Pengembangan IIH sebagai cultural engineering masyarakat berkaitan erat dengan latar belakang struktural sebuah masyarakat (Kuntowijoyo, 1987). Kemampuan untuk memupuk dan mengembangkan rasa empati, toleransi, dan membuat penilaian etis --yang dapat diperoleh melalui studi tentang IIH-- merupakan modal utama yang sama sekali tidak dapat diabaikan dalam pembangunan.
Realitas menunjukkan, bahwa pembangunan telah melahirkan pula sejumlah persoalan seperti perubahan nilai dan pilihan nilai. Sebagian persoalan ini timbul sebagai akibat dari terputusnya gaya hidup tertentu untuk digantikan dengan gaya hidup baru yang sama sekali berbeda karakternya --sebuah diskontinuitas yang merupakan pelengkap yang nyaris tak terhindarkan dalam proses pembangunan--. Adapun sebagian masalah lain muncul sebagai efek dari ketimpangan yang makin meningkat antarberbagai golongan masyarakat. Ada semacam perasaan kecemburuan sosial yang telah tersebar cukup luas, bahwa pembangunan telah mendorong banyak
manusia melampiaskan sifat-sifat negatifnya. Sebab, melalui pengutamaan kemakmuran, materialisme dan konsumerisme sampai di luar batas kewajaran, manusia didorong untuk mengikuti ketamakannya. Dan konsekuensinya, meminjam istilah Huntington (dalam Saidi, 1984) ialah makin merajalelanya kecemburuan sosial akibat makin menyuburnya korupsi, manipulasi, kolusi, dan sejenisnya, yang merupakan "anak kandung" modernisasi. Dalam konteks ini IIH diperlukan dalam mewujudkan pembangunan yang lebih manusiawi.
Sementara itu, kita sedang menuju suatu masa depan yang tak dapat diramalkan. Kita harus mampu menghadapinya tanpa harus kehilangan arah atau bahkan menjadi terasing, tanpa kehilangan rasa sopan santun kita, identitas kita, rasionalitas kita, dan sumber-sumber inspirasi kita. Dalam konteks inilah agaknya IIH, seperti dikatakan Bennet (dalam Moglen, 1984), membantu kita dalam penyusunan kerangka moral imajinatif untuk tindakan kita.

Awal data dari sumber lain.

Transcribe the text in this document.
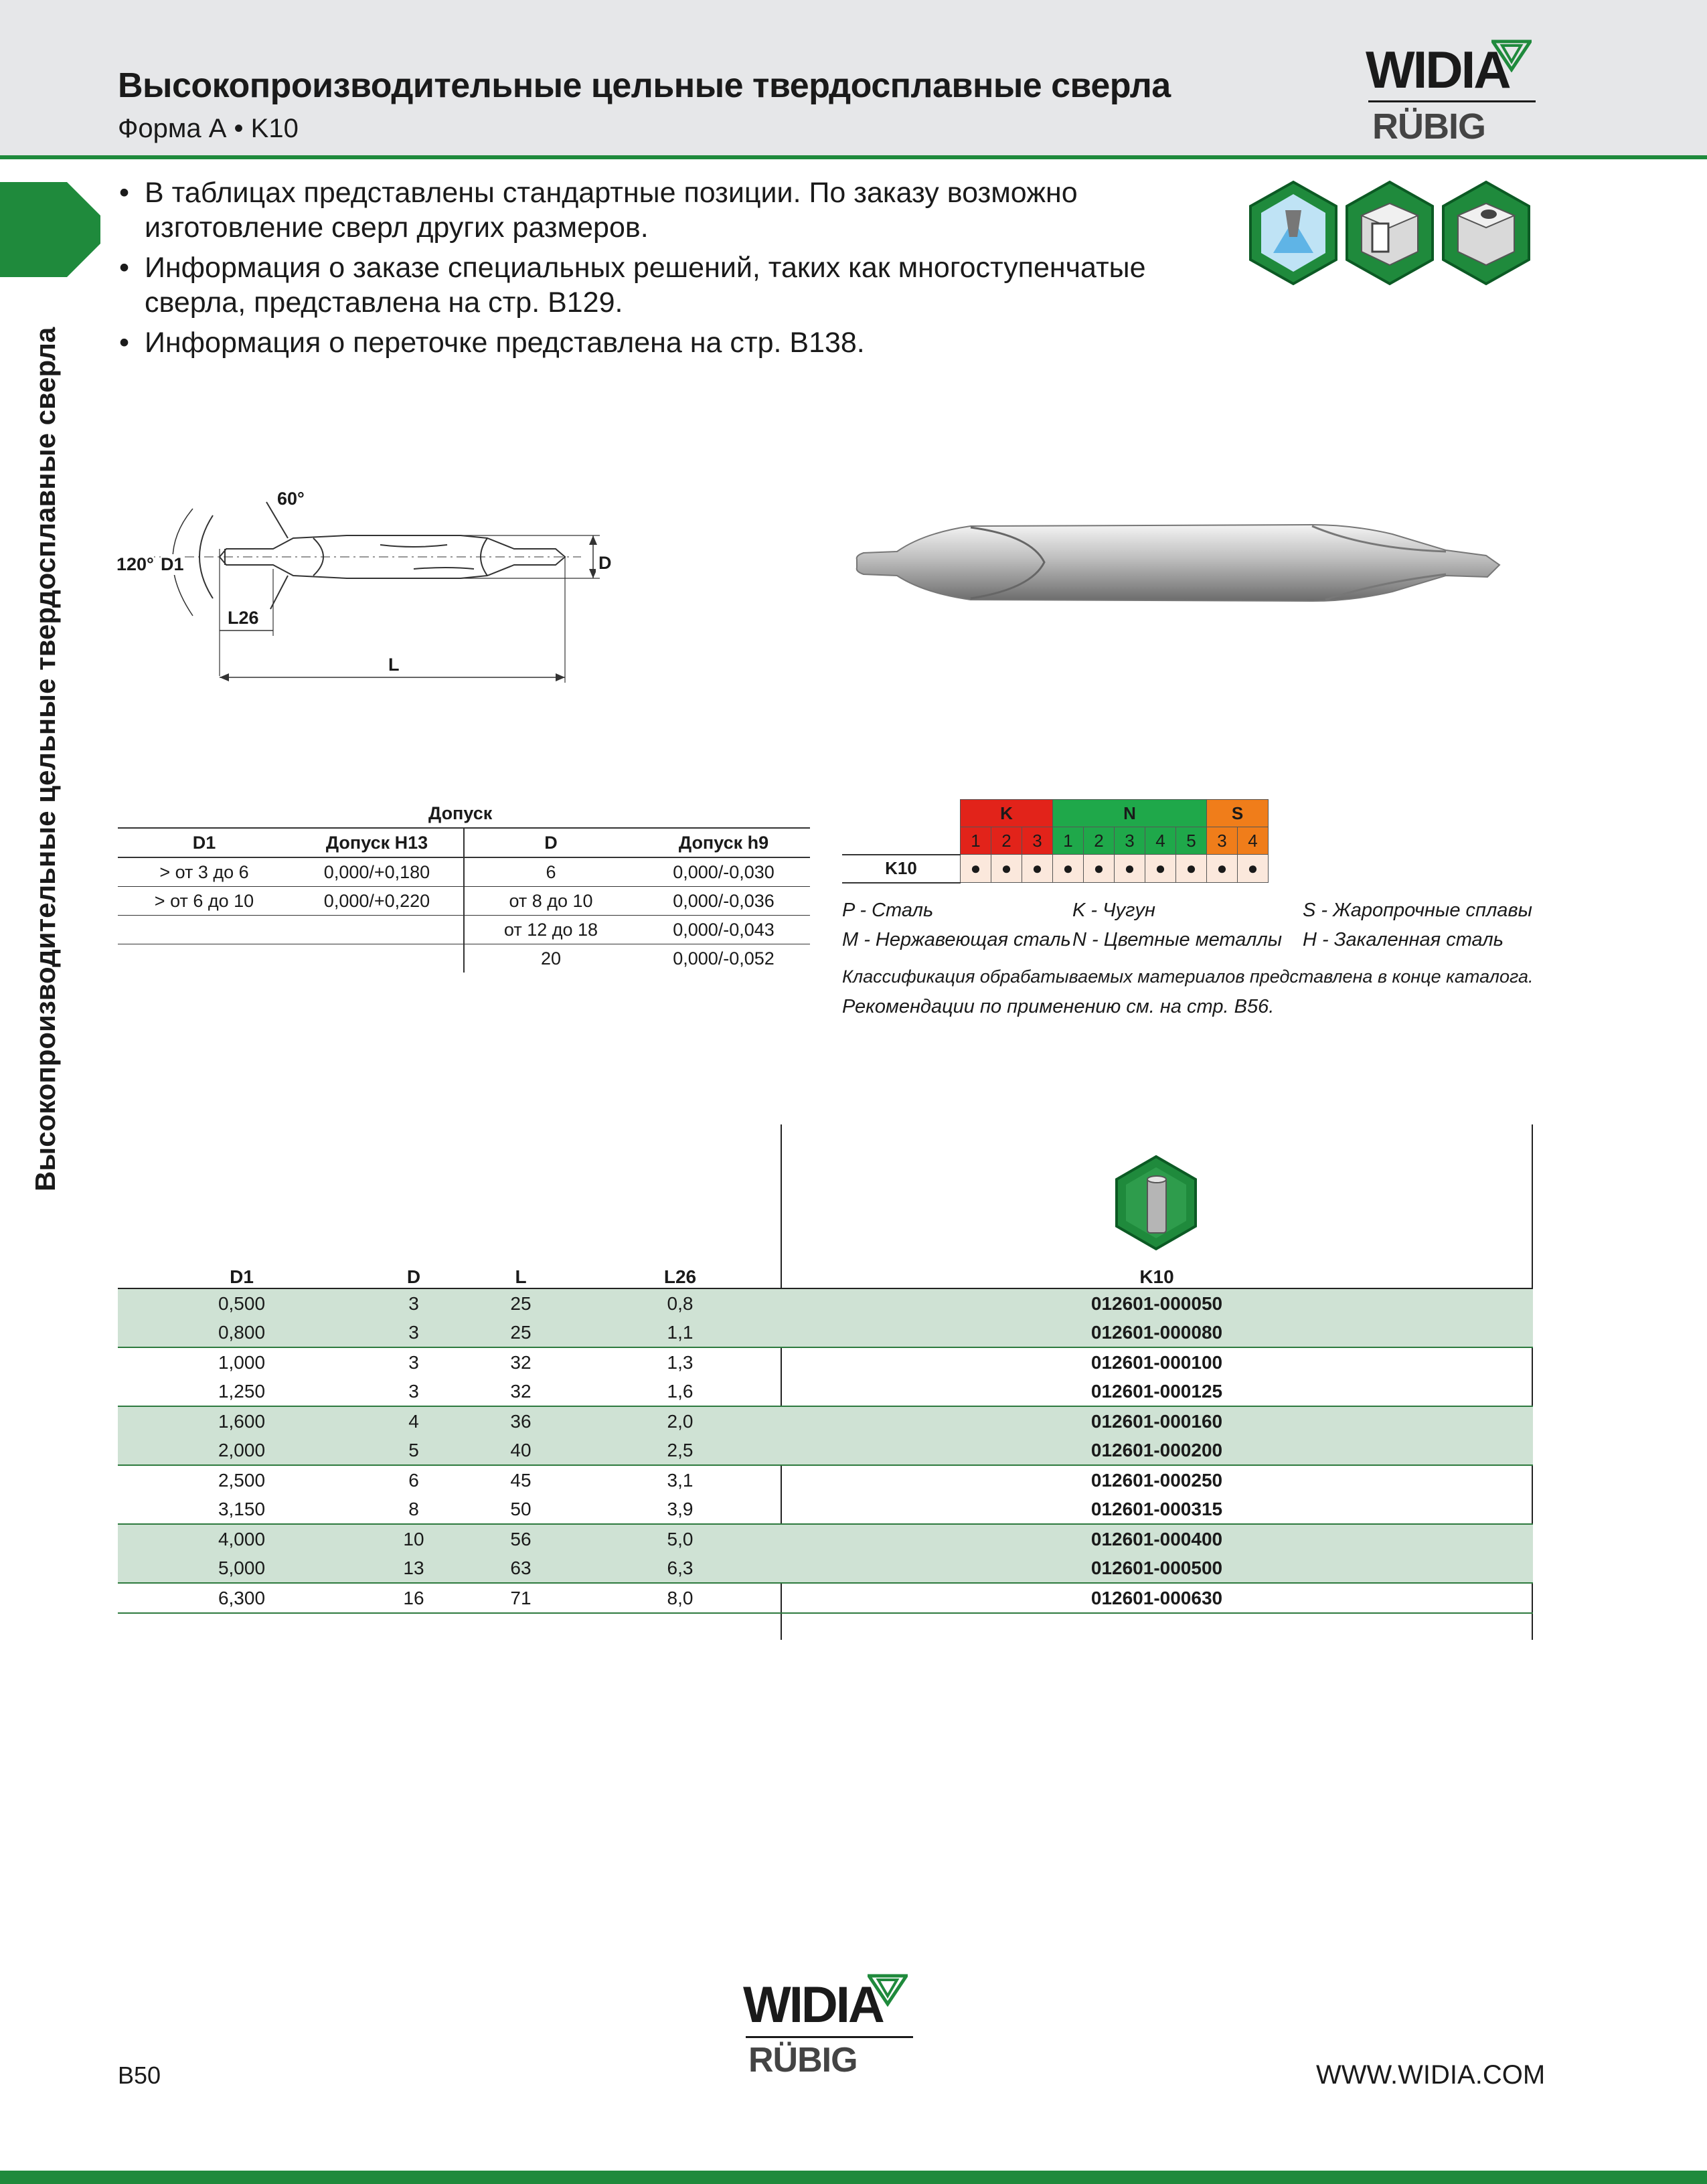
Высокопроизводительные цельные твердосплавные сверла
Форма А • K10
WIDIA
RÜBIG
Высокопроизводительные цельные твердосплавные сверла
• В таблицах представлены стандартные позиции. По заказу возможно изготовление сверл других размеров.
• Информация о заказе специальных решений, таких как многоступенчатые сверла, представлена на стр. B129.
• Информация о переточке представлена на стр. B138.
60°
120° D1	D
L26
L
Допуск
D1	Допуск H13	D	Допуск h9
> от 3 до 6	0,000/+0,180	6	0,000/-0,030
> от 6 до 10	0,000/+0,220	от 8 до 10	0,000/-0,036
		от 12 до 18	0,000/-0,043
		20	0,000/-0,052
	K			N					S	
	1	2	3	1	2	3	4	5	3	4
K10	●	●	●	●	●	●	●	●	●	●
P - Сталь	K - Чугун	S - Жаропрочные сплавы
M - Нержавеющая сталь N - Цветные металлы H - Закаленная сталь
Классификация обрабатываемых материалов представлена в конце каталога.
Рекомендации по применению см. на стр. B56.
D1	D	L	L26	K10
0,500	3	25	0,8	012601-000050
0,800	3	25	1,1	012601-000080
1,000	3	32	1,3	012601-000100
1,250	3	32	1,6	012601-000125
1,600	4	36	2,0	012601-000160
2,000	5	40	2,5	012601-000200
2,500	6	45	3,1	012601-000250
3,150	8	50	3,9	012601-000315
4,000	10	56	5,0	012601-000400
5,000	13	63	6,3	012601-000500
6,300	16	71	8,0	012601-000630
WIDIA
RÜBIG
B50	WWW.WIDIA.COM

Permasalahannya kini adalah, bagaimana relevansi ilmu-ilmu Humaniora dengan pembangunan? Dapatkah ilmu-ilmu Humaniora membantu memanusiawikan pembangunan? Mungkinkah integrasi ilmu-ilmu Humaniora dengan ilmu pengetahuan alam (IPA), teknologi, ilmu-ilmu sosial IIS), dan perumusan kebijakan? Inilah antara lain permasalahan yang perlu dijawab.

2. Ilmu-ilmu Humaniora, Pengembangan Empati, Toleransi, dan Penilaian Etis
Ilmu-ilmu Humaniora (IIH) berintikan filsafat, etika, estetika, sejarah, bahasa dan sastra. Ilmu-ilmu lain yang lazim pula dianggap sebagai bagian dari IIH adalah ilmu perbandingan agama, ilmu hukum, ilmu purbakala, serta sejarah dan kritik seni. Ilmu-ilmu ini secara kolektif merupakan suatu kerangka sekaligus kosakata bagi telaah-telaah mengenai nilai-nilai kemanusiaan, kebutuhan, aspirasi, juga kemampuan dan kelemahan manusia seperti terungkap dalam kebudayaannya. Mempelajari IIH akan membantu kita menangkap makna yang terkandung dalam pengalaman-pengalaman kita, dan memberikan cara-cara memahami segenap jenis kegiatan kemasyarakatan, serta maksud yang terkandung dalam kegiatan-kegiatan tersebut, baik kegiatan masyarakat kita sendiri maupun masyarakat lain.
Guna memahami sifat-sifat dan kompetensi manusia diperlukan suatu cara berpikir yang lebih jauh jangkauannya ketimbang yang dimungkinkan oleh metode-metode eksperimental dan analitis yang lazim digunakan IPA dan ilmu sosial. Kebutuhan manusia, ambisi, aspirasi, frustrasi, dan sejenisnya merupakan realitas yang tak terpahami melalui observasi-observasi empiris semata-mata. Hal tersebut merupakan realitas yang tidak dapat disederhanakan, direduksikan menjadi persamaan-persamaan tanpa kehilangan maknanya. Semua itu hanya dapat dicapai melalui upaya yang berupa proyeksi imajinatif --suatu kemampuan yang hanya dapat diraih melalui studi IIH--.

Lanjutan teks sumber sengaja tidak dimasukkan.